Appena terminate le operazioni a bordo, mi recai in tutta fretta nella sala equipaggi per stendere un rapporto del’accaduto. Trovai il capo pilota indaffaratissimo: era in riunione con altri due colleghi, il cellulare in mano e la cornetta del fisso all’orecchio. Quando mi vide mise tutti in attesa e ascoltò il mio racconto senza dire nulla.
Uomo di poche parole e ottimo pilota, il capo pilota era assai pragmatico.

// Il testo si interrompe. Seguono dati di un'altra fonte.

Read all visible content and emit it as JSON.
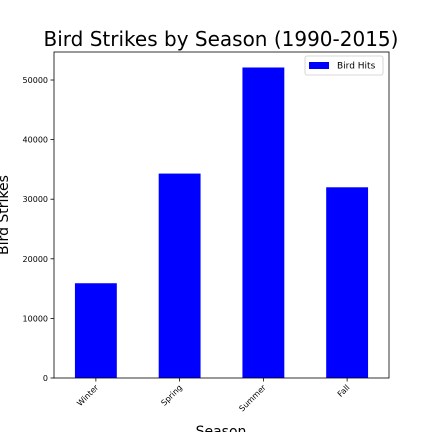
{
  "chart_data": {
    "type": "bar",
    "title": "Bird Strikes by Season (1990-2015)",
    "xlabel": "Season",
    "ylabel": "Bird Strikes",
    "categories": [
      "Winter",
      "Spring",
      "Summer",
      "Fall"
    ],
    "series": [
      {
        "name": "Bird Hits",
        "values": [
          15900,
          34300,
          52100,
          32000
        ],
        "color": "#0000ff"
      }
    ],
    "ylim": [
      0,
      54700
    ],
    "yticks": [
      0,
      10000,
      20000,
      30000,
      40000,
      50000
    ],
    "grid": false,
    "legend_position": "top-right"
  }
}
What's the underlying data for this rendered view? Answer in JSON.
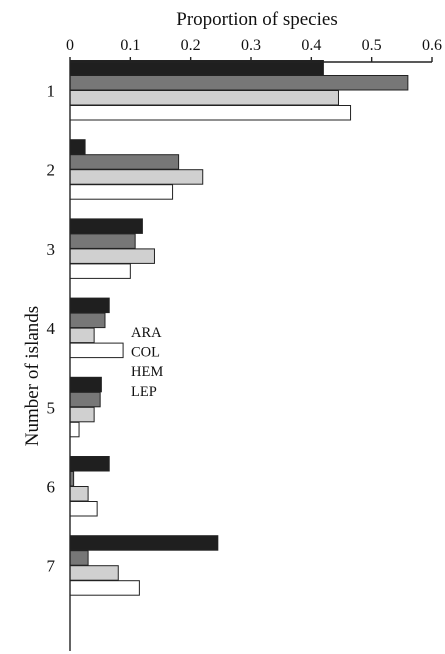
{
  "chart_data": {
    "type": "bar",
    "orientation": "horizontal",
    "xlabel": "Proportion of species",
    "ylabel": "Number of islands",
    "xlim": [
      0,
      0.6
    ],
    "xticks": [
      "0",
      "0.1",
      "0.2",
      "0.3",
      "0.4",
      "0.5",
      "0.6"
    ],
    "xaxis_position": "top",
    "categories": [
      "1",
      "2",
      "3",
      "4",
      "5",
      "6",
      "7"
    ],
    "series": [
      {
        "name": "ARA",
        "color": "#1f1f1f",
        "values": [
          0.42,
          0.025,
          0.12,
          0.065,
          0.052,
          0.065,
          0.245
        ]
      },
      {
        "name": "COL",
        "color": "#777777",
        "values": [
          0.56,
          0.18,
          0.108,
          0.058,
          0.05,
          0.006,
          0.03
        ]
      },
      {
        "name": "HEM",
        "color": "#d0d0d0",
        "values": [
          0.445,
          0.22,
          0.14,
          0.04,
          0.04,
          0.03,
          0.08
        ]
      },
      {
        "name": "LEP",
        "color": "#ffffff",
        "values": [
          0.465,
          0.17,
          0.1,
          0.088,
          0.015,
          0.045,
          0.115
        ]
      }
    ],
    "legend": "inline",
    "grid": false
  }
}
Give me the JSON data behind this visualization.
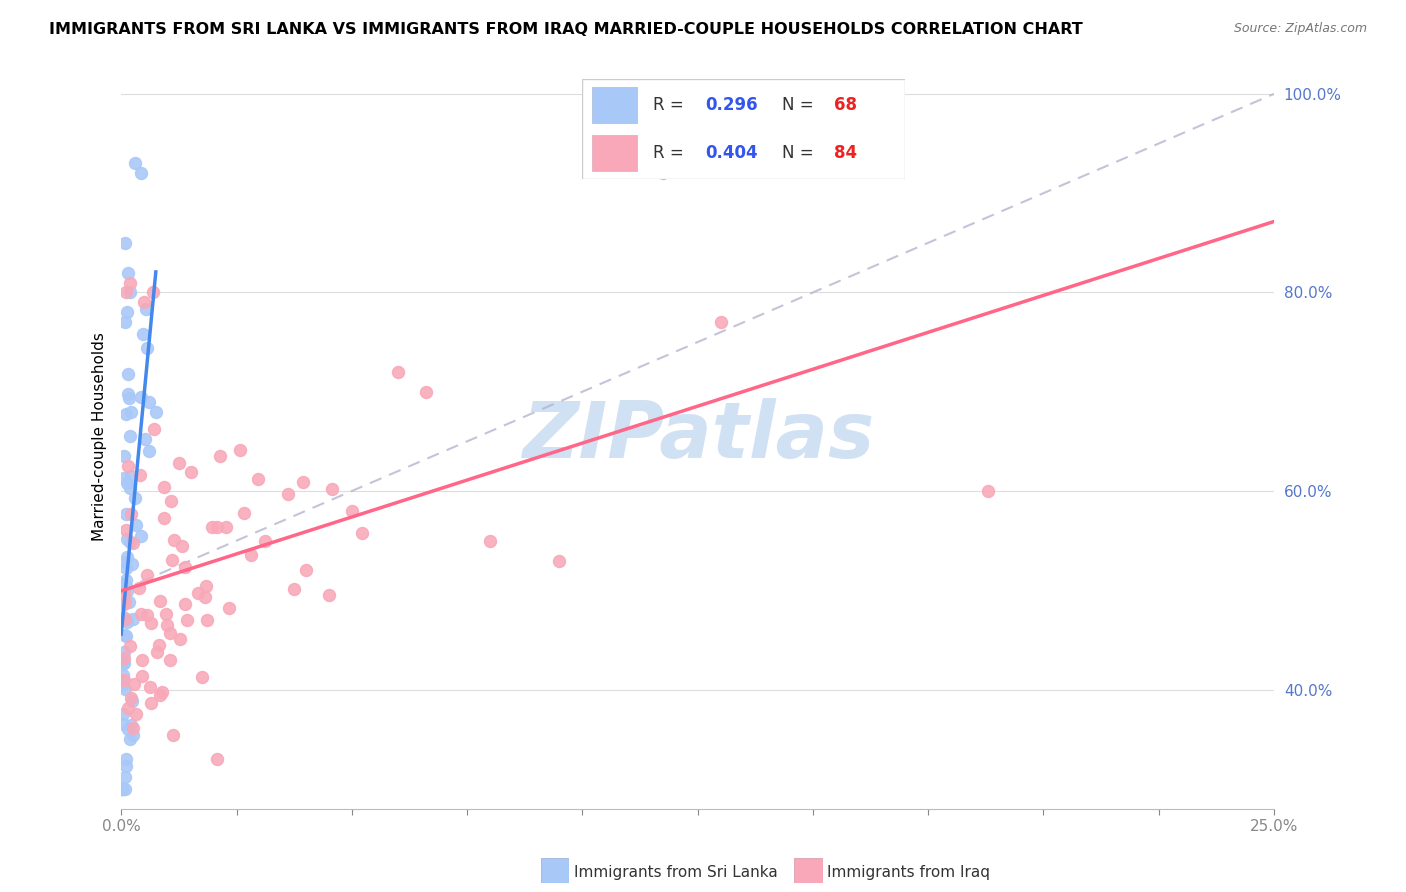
{
  "title": "IMMIGRANTS FROM SRI LANKA VS IMMIGRANTS FROM IRAQ MARRIED-COUPLE HOUSEHOLDS CORRELATION CHART",
  "source": "Source: ZipAtlas.com",
  "ylabel": "Married-couple Households",
  "xlim": [
    0.0,
    0.25
  ],
  "ylim": [
    0.28,
    1.03
  ],
  "ytick_positions": [
    0.4,
    0.6,
    0.8,
    1.0
  ],
  "yticklabels": [
    "40.0%",
    "60.0%",
    "80.0%",
    "100.0%"
  ],
  "sri_lanka_color": "#a8c8f8",
  "iraq_color": "#f8a8b8",
  "sri_lanka_line_color": "#4488ee",
  "iraq_line_color": "#ff6688",
  "diag_line_color": "#b0b0cc",
  "watermark": "ZIPatlas",
  "watermark_color": "#9bbde8",
  "background_color": "#ffffff",
  "grid_color": "#dddddd",
  "title_fontsize": 11.5,
  "source_fontsize": 9,
  "tick_color": "#5577cc",
  "tick_fontsize": 11
}
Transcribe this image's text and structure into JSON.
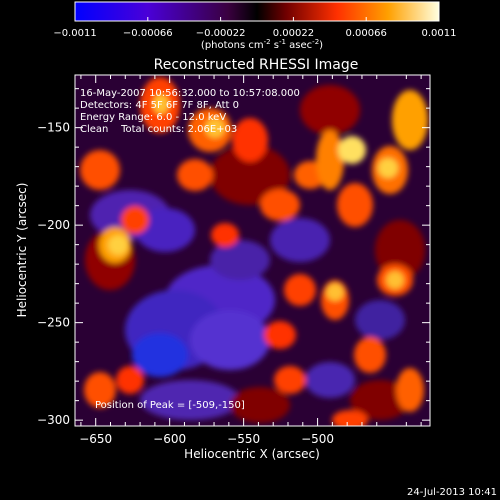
{
  "chart_data": {
    "type": "heatmap",
    "title": "Reconstructed RHESSI Image",
    "xlabel": "Heliocentric X (arcsec)",
    "ylabel": "Heliocentric Y (arcsec)",
    "xlim": [
      -664,
      -424
    ],
    "ylim": [
      -303,
      -123
    ],
    "x_ticks": [
      -650,
      -600,
      -550,
      -500
    ],
    "y_ticks": [
      -300,
      -250,
      -200,
      -150
    ],
    "colorbar": {
      "range": [
        -0.0011,
        0.0011
      ],
      "tick_labels": [
        "-0.0011",
        "-0.00066",
        "-0.00022",
        "0.00022",
        "0.00066",
        "0.0011"
      ],
      "unit_main": "(photons cm",
      "unit_exp1": "-2",
      "unit_mid": " s",
      "unit_exp2": "-1",
      "unit_end": " asec",
      "unit_exp3": "-2",
      "unit_close": ")"
    },
    "annotations": {
      "line1": "16-May-2007 10:56:32.000 to 10:57:08.000",
      "line2": "Detectors: 4F 5F 6F 7F 8F, Att 0",
      "line3": "Energy Range: 6.0 - 12.0 keV",
      "line4": "Clean    Total counts: 2.06E+03",
      "peak": "Position of Peak = [-509,-150]"
    },
    "peak_position": [
      -509,
      -150
    ],
    "timestamp": "24-Jul-2013 10:41"
  }
}
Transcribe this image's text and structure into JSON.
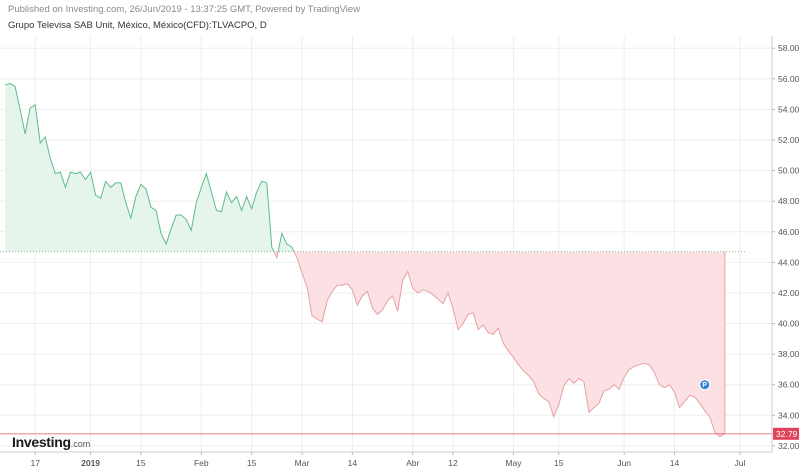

Appoggiò il cellulare sul tavolo mentre ricominciava a trillare e mi chiese: “Avvisi tu i colleghi?”
“Veramente …”
“ … l’idea è tua. Così spieghi loro come devono comportarsi” replicò asciutto.
Mi rassegnai all’istante e, agguantato il telefono della segreteria equipaggi, cominciai a chiamare il primo della lista dei colleghi che avrebbero coperto la tratta nei tre giorni successivi, il quarto giorno ci sarei tornato io …
“Sì, esatto” replicai con tono convincente, “una volta imbarcati i passeggeri sul piazzale dell’aerostazione, dovrai portare il velivolo oltre il raccordo e lì i tecnici ti ripuliranno i pneumatici dai ciottoli … motori al minimo, certo … a quel punto, per evitare ingestione di eventuali sassetti o di catrame, abbasserai i flap al MAXIMUM TAKE-OFF FLAPS, entrerai in pista e poi normale decollo … alla peggio si sporcheranno i flap ma ai motori non arriverà niente”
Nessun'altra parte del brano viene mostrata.